O martim-pescador-grande (Megaceryle torquata) é uma espécie de martim-pescador natural da região do México até a chamada Terra do Fogo, no extremo sul da América. Tais aves chegam a medir até 42 centímetros de comprimento, possuindo a cabeça e dorso cinza-azulados, nuca e garganta brancas, partes inferiores castanhas.[1] Também são conhecidas pelos nomes de ariramba-grande,[2] caracaxá,[3] cracaxá, martim-cachá,[4] martim-cachaço,[3] martim-grande e matraca.[4]

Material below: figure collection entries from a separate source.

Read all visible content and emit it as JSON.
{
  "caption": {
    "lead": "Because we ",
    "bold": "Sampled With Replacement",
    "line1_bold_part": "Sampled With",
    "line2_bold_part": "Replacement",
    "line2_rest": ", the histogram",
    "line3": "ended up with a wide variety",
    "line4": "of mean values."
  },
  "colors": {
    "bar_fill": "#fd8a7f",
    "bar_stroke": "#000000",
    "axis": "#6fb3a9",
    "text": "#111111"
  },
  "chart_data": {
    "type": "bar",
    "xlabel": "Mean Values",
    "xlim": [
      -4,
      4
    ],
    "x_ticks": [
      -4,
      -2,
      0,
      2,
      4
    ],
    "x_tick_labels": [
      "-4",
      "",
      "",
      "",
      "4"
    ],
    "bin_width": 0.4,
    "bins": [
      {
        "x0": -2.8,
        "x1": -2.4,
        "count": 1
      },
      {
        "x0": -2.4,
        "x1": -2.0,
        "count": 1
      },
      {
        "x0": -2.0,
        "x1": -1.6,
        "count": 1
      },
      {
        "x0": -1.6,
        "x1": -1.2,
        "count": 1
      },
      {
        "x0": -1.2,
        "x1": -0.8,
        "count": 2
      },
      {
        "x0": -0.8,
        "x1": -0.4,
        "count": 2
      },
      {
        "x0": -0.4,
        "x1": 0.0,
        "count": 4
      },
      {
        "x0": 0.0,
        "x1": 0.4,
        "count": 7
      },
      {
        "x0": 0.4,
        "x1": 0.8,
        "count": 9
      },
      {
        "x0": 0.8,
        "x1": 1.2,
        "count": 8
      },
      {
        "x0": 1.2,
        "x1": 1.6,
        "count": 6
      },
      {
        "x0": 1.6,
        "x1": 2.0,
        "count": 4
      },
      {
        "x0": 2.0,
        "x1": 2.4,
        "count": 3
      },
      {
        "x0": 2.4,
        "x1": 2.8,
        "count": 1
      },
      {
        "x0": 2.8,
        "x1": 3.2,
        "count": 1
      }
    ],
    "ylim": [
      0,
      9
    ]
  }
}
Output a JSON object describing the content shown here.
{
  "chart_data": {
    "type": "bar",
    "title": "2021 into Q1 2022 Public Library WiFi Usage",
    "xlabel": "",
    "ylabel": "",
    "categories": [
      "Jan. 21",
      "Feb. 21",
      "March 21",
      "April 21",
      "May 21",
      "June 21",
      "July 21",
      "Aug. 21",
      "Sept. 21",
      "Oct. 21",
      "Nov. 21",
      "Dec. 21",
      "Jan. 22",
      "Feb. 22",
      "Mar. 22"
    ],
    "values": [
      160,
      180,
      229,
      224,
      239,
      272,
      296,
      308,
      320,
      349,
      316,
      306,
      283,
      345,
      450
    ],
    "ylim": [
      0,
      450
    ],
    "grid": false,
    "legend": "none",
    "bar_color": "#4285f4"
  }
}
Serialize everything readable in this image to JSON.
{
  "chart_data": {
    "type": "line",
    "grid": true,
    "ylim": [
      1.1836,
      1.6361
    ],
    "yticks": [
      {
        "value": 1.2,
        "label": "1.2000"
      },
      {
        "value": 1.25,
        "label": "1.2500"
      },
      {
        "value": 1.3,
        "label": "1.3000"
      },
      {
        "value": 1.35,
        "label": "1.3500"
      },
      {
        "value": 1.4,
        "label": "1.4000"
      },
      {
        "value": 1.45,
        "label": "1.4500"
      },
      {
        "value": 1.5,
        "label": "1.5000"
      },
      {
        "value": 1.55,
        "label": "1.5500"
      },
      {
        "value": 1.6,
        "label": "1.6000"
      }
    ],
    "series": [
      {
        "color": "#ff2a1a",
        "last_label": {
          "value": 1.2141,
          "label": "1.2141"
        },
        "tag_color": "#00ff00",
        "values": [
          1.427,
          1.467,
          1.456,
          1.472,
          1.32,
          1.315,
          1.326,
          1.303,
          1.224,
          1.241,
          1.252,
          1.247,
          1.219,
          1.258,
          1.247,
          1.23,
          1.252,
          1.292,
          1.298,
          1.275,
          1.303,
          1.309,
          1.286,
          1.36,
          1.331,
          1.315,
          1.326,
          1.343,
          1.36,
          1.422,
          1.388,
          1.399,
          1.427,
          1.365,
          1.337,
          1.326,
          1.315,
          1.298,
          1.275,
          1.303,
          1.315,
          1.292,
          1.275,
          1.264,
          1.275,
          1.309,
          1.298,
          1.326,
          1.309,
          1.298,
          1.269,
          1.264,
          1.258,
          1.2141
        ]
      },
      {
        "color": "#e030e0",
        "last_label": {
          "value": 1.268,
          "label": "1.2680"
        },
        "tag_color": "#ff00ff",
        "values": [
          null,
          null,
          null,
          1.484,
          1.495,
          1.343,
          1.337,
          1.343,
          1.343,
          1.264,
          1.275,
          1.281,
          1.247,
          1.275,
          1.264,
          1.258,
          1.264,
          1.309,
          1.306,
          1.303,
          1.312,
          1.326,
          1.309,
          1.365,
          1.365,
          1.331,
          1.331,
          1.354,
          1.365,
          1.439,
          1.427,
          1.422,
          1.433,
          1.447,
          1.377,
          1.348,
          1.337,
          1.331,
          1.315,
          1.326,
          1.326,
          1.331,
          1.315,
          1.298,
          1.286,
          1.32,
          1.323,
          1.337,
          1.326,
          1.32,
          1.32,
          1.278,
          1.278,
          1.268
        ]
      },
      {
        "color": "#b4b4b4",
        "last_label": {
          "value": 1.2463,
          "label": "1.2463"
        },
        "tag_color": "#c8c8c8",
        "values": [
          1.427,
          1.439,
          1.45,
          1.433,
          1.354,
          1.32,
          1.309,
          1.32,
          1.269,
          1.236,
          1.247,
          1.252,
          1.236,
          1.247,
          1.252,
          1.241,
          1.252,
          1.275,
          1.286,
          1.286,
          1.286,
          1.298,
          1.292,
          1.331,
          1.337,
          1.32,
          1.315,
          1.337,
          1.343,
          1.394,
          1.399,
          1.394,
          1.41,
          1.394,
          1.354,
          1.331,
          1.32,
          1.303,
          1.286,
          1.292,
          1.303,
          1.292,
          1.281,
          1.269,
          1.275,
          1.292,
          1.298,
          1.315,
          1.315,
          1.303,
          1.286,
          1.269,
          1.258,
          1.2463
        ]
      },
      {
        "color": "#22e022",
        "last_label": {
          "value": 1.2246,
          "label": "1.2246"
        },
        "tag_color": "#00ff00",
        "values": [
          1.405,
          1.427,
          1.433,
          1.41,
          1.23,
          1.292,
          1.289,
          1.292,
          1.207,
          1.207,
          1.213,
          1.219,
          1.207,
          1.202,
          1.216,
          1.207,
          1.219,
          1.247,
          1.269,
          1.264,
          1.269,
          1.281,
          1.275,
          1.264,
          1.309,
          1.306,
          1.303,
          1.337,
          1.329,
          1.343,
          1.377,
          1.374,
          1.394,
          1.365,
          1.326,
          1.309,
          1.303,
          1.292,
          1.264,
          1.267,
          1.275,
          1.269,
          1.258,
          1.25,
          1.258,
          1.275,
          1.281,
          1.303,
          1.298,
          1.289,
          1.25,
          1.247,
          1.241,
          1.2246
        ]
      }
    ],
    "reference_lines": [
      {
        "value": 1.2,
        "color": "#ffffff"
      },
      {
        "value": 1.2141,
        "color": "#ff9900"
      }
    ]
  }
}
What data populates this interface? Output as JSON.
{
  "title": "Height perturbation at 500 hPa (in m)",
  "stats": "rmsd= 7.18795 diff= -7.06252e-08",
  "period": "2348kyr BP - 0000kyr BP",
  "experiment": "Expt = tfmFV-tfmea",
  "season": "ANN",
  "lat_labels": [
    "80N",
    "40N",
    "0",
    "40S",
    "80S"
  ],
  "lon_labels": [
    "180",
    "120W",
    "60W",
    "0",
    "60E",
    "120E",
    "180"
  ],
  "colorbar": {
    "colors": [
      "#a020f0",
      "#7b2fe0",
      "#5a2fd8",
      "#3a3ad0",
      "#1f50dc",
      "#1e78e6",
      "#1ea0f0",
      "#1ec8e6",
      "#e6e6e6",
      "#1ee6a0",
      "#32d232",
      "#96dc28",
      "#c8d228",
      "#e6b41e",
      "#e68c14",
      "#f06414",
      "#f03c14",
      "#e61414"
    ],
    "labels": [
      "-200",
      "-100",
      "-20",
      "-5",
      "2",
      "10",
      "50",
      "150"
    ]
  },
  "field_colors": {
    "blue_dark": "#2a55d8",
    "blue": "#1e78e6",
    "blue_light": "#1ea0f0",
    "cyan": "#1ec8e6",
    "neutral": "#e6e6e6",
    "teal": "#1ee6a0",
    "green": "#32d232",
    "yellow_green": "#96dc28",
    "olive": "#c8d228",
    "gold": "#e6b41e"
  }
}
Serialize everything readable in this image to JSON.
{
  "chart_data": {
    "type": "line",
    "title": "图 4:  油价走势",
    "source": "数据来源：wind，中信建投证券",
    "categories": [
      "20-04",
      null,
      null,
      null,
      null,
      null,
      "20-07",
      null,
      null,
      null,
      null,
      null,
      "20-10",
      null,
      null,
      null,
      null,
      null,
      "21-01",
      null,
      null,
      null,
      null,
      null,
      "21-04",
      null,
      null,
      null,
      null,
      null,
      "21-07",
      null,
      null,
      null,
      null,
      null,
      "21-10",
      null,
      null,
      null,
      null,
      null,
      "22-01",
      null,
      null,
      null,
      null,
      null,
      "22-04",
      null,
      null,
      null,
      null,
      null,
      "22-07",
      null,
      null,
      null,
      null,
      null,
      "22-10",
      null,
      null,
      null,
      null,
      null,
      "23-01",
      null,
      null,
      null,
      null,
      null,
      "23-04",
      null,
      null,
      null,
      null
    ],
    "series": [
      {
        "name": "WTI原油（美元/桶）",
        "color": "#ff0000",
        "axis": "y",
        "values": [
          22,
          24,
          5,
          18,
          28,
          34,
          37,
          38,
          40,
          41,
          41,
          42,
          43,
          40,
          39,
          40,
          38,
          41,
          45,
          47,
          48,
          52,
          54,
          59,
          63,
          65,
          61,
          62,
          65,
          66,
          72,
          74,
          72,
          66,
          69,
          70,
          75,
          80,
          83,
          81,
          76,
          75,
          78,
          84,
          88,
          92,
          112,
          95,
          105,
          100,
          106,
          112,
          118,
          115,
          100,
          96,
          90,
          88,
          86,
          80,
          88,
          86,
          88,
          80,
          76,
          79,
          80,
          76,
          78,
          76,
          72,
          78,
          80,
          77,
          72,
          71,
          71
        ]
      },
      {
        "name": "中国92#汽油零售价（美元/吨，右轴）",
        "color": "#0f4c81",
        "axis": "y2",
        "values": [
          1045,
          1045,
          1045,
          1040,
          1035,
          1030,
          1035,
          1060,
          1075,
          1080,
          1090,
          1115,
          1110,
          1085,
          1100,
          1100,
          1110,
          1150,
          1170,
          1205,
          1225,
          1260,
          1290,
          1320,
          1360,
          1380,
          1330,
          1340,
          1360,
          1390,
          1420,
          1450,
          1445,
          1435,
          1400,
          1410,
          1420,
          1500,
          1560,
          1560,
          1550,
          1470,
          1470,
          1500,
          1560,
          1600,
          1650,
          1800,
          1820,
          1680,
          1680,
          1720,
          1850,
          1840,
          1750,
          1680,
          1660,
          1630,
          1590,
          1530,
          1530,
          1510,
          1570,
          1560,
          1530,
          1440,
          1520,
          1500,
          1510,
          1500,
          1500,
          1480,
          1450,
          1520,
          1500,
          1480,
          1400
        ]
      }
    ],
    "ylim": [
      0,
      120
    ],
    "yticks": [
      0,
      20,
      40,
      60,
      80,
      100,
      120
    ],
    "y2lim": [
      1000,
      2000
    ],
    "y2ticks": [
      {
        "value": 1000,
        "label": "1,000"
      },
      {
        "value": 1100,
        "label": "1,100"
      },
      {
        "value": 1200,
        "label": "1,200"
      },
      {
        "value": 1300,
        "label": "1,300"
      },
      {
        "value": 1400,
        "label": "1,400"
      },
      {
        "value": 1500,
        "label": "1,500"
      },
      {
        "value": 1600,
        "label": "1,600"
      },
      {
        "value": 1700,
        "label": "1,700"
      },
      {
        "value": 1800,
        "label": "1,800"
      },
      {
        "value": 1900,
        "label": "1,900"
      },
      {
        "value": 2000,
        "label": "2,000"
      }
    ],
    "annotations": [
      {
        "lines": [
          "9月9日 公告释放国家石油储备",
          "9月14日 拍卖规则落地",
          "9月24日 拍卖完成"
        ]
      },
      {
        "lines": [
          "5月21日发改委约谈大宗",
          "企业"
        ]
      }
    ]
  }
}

Descrição[editar | editar código-fonte]

Visão aproximada da cabeça de um martim-pescador-grande macho

É um martim-pescador (Megaceryle torquata) neotropical que vive em habitats que variam entre os Estados Unidos e o México até a América do Sul. Em 1888, a espécie foi descoberta pela primeira vez nos Estados Unidos, enquanto o primeiro ninho de martins-pescador anelado foi encontrado em 1970.[5] São comumente vistos ao longo do Rio Grande e em corpos d'água no sul do Texas. Sua distribuição está aumentando e se expandindo para cima.[5]

As asas dos machos adultos variam entre 184,9–211,1 milímetros (7,28–8,31 in), que em média medem 196.3 mm (7.73 in). Sua cauda varia entre 110.0–129.0 mm (4.33–5.08 in) e o bico mede 74.9–94 mm (2.95–3.70 in). As asas das fêmeas variam de 185.0-210.1 mm, a cauda mede 111.5–132.1 mm (4.39–5.20 in) e possui um bico medindo 75.9–90.9 mm (2.99–3.58 in).[6] Pode pesar entre 3305 and 341 g (10.8 and 12.0 oz).[7]

A espécie possui íris marrom-escura que é constante em todas as faixas etárias. Possuem um bico reto mais longo que a cabeça, junto com um colmo curvo e serrilhas tomiais.[8] A mandíbula inferior parece ter algumas colorações amareladas. Possuem pés sindactil com dedos verde-oliva ou amarelados e garras pretas. Uma grande crista parece estar entre a base do bico e o pescoço. Várias aves têm um colarinho branco localizado ao redor do pescoço.[8]

As asas são arredondadas e a cauda quadrada. As subespécies podem ser encontradas no Texas, México, América Central e América do Sul, devido a pequenas diferenças de plumagem.[5]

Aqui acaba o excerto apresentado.